Według "Gazety Wyborczej" w Warszawie powstała lista koalicji katolicko-narodowej która będzie startować do wyborów samorządowych w Warszawie. Oczywiście inicjatywa listy proliferów jest dyskutowana, ale na pewno nie pod patronatem Frondy i jak wiemy, również nie pod patronatem Ruchu Narodowego. Więc portal Fronda nie współtworzy żadnej listy wyborczej z Ruchem Narodowym.
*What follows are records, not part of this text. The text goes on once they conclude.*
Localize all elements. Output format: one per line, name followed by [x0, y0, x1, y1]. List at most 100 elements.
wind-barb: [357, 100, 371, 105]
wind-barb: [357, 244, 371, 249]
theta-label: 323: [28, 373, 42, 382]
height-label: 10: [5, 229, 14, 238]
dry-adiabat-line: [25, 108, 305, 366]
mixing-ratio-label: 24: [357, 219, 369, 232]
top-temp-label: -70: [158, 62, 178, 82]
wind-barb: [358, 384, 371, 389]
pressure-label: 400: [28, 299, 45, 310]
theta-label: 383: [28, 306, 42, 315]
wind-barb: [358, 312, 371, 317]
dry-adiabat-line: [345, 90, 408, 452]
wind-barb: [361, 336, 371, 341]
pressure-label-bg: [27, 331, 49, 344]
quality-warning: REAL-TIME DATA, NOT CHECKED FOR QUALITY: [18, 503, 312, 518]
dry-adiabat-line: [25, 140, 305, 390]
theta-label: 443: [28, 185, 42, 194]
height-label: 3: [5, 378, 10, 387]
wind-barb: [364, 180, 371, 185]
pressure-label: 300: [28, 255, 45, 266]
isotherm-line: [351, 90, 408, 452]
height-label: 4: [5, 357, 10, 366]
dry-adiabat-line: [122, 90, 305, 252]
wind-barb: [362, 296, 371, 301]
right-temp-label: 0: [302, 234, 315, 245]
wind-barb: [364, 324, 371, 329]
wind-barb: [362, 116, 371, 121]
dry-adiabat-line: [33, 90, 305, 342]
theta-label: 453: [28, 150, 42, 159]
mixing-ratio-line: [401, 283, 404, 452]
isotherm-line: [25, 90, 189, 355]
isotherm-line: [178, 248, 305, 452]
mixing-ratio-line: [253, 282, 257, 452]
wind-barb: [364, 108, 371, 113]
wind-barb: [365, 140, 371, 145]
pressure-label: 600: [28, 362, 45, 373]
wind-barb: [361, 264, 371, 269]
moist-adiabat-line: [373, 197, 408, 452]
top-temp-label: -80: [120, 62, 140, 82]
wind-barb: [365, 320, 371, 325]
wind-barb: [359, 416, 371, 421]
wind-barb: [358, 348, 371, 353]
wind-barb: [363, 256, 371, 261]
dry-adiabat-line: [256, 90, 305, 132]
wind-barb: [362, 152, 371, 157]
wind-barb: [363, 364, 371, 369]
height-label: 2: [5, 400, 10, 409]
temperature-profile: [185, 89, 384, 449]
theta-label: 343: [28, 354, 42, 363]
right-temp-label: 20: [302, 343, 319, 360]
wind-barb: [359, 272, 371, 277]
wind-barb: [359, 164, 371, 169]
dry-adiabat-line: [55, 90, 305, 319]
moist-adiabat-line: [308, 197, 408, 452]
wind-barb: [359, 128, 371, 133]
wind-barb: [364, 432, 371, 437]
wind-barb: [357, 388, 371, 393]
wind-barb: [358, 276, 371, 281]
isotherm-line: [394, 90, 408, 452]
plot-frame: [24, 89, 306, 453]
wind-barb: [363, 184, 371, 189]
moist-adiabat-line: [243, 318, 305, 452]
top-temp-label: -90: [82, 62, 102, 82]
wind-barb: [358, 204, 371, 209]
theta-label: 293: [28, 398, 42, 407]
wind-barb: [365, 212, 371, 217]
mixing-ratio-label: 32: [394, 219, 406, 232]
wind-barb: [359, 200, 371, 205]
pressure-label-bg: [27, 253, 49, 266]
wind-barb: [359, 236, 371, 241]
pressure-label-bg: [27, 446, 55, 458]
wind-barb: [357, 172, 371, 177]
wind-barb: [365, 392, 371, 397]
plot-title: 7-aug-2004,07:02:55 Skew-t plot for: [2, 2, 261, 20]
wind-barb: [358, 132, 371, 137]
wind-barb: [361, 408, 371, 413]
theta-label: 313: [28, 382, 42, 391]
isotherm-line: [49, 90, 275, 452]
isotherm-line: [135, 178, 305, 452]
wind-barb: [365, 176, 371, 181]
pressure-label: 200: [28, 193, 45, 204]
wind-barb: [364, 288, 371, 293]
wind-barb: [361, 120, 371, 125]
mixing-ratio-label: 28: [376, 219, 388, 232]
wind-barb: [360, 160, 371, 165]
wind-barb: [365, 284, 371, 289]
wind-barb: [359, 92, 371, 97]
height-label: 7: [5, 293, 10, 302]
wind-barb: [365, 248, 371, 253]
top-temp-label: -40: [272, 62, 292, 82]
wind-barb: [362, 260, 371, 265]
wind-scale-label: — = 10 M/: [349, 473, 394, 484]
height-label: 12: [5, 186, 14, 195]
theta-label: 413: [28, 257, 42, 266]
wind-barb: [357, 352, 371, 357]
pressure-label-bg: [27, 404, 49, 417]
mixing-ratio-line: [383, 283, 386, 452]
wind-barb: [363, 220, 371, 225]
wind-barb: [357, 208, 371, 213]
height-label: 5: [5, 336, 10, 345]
Niestety z artykułu GW wynika coś bardzo niepokojącego. Mianowicie Ruch Narodowy chce za wszelką cenę wykorzystać proliferów do własnych politycznych celów. To właśnie Robert Winnicki w rozmowie z GW powiedział, że "Ruch Narodowy szykuje się do startu w wyborach samorządowych wspólnie ze środowiskami katolicko-patriotyczno-narodowymi", po czym przed południem powiedział, że z listy Ruchu Narodowego wystartuje prof. Bogdan Chazan, by później powiedzieć, że "profesor Chazan będzie patronem naszej listy. Ale sam kandydować nie będzie". Już sam fakt takiej dziwnej dezinformacji świadczy o tym, że listę środowisk proliferskich RN chce po prostu wykorzystać do swoich celów. A swoją drogą, to Gazeta Wyborcza powinna skontaktować się z redakcją Fronda.pl w celu zweryfikowania informacji na temat, który porusza. Umieszczać naszą nazwę obok RN to naprawdę niepoważne!

Jutro ciąg dalszy sprawy. Dziś jedynie pragniemy poinformować, że portal Fronda.pl nie ma nic wspólnego z żadną listą tworzoną wspólnie przez Ruch Narodowy.